Leif Isaksen, Keith May
Linked Data and Semantic Web based approaches to data management have now become commonplace in the field of heritage. So commonplace in fact, that despite frequent mention in digital literature, and a growing familiarity with concepts such as URIs and RDF across the domain, it is starting to see fall off in Computer Science conferences and journals as many of the purely technical issues are seen to be ‘solved’. So is the revolution over? We propose that until the benefits of Linked Data are seen in real interconnections between independent systems it will not properly have begun. This session will discuss the socio-technical challenges required to build a concrete Semantic Web in the heritage sector.
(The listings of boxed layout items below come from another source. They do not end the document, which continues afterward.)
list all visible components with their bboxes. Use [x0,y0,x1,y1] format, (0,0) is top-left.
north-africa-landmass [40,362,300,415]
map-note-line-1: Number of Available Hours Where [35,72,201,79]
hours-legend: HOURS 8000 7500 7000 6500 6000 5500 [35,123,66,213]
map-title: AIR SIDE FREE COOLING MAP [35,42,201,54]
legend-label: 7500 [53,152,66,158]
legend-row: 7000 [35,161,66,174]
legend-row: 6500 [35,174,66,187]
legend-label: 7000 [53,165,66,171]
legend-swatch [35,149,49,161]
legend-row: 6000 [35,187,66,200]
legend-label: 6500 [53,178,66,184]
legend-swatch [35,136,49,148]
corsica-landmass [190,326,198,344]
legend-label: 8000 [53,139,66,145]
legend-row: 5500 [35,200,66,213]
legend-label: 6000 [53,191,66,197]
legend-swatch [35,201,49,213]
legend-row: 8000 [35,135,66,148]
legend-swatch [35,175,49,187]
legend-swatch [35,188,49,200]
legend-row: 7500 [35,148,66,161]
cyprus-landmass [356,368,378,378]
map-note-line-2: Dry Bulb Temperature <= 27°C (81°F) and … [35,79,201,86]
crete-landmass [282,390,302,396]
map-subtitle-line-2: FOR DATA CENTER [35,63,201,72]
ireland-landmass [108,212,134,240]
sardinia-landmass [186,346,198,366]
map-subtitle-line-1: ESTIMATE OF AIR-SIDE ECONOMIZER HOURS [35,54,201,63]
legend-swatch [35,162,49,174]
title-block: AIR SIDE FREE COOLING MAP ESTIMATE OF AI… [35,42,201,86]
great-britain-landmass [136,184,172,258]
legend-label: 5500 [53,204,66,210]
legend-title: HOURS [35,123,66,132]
We particularly invite papers that offer practical approaches and experience relating to:
- Interface development and user support for ingestion, annotation and consumption
- Management, publication and sustainability of Linked Data resources
- Building cross and inter-domain Linked Data communities
- Processes for establishing usage conventions of specific terms, vocabularies and ontologies
- Alignment processes for overlapping vocabularies
- Engage non-technical users with adopting semantic technologies
- Licensing and acknowledgment in distributed systems (especially those across multiple legal jurisdictions)
- Incorporation within other software paradigms: TEI, GIS, plain text, imaging software, VR, etc.
- Access implications of integrating open and private content
- Mapping the Field – what components are now properly in place? What remains to be done?
Papers should try to provide evidence of proposed approaches in use across multiple systems wherever possible. Purely theoretical papers and those dealing solely with a single data system are explicitly out of scope for this session.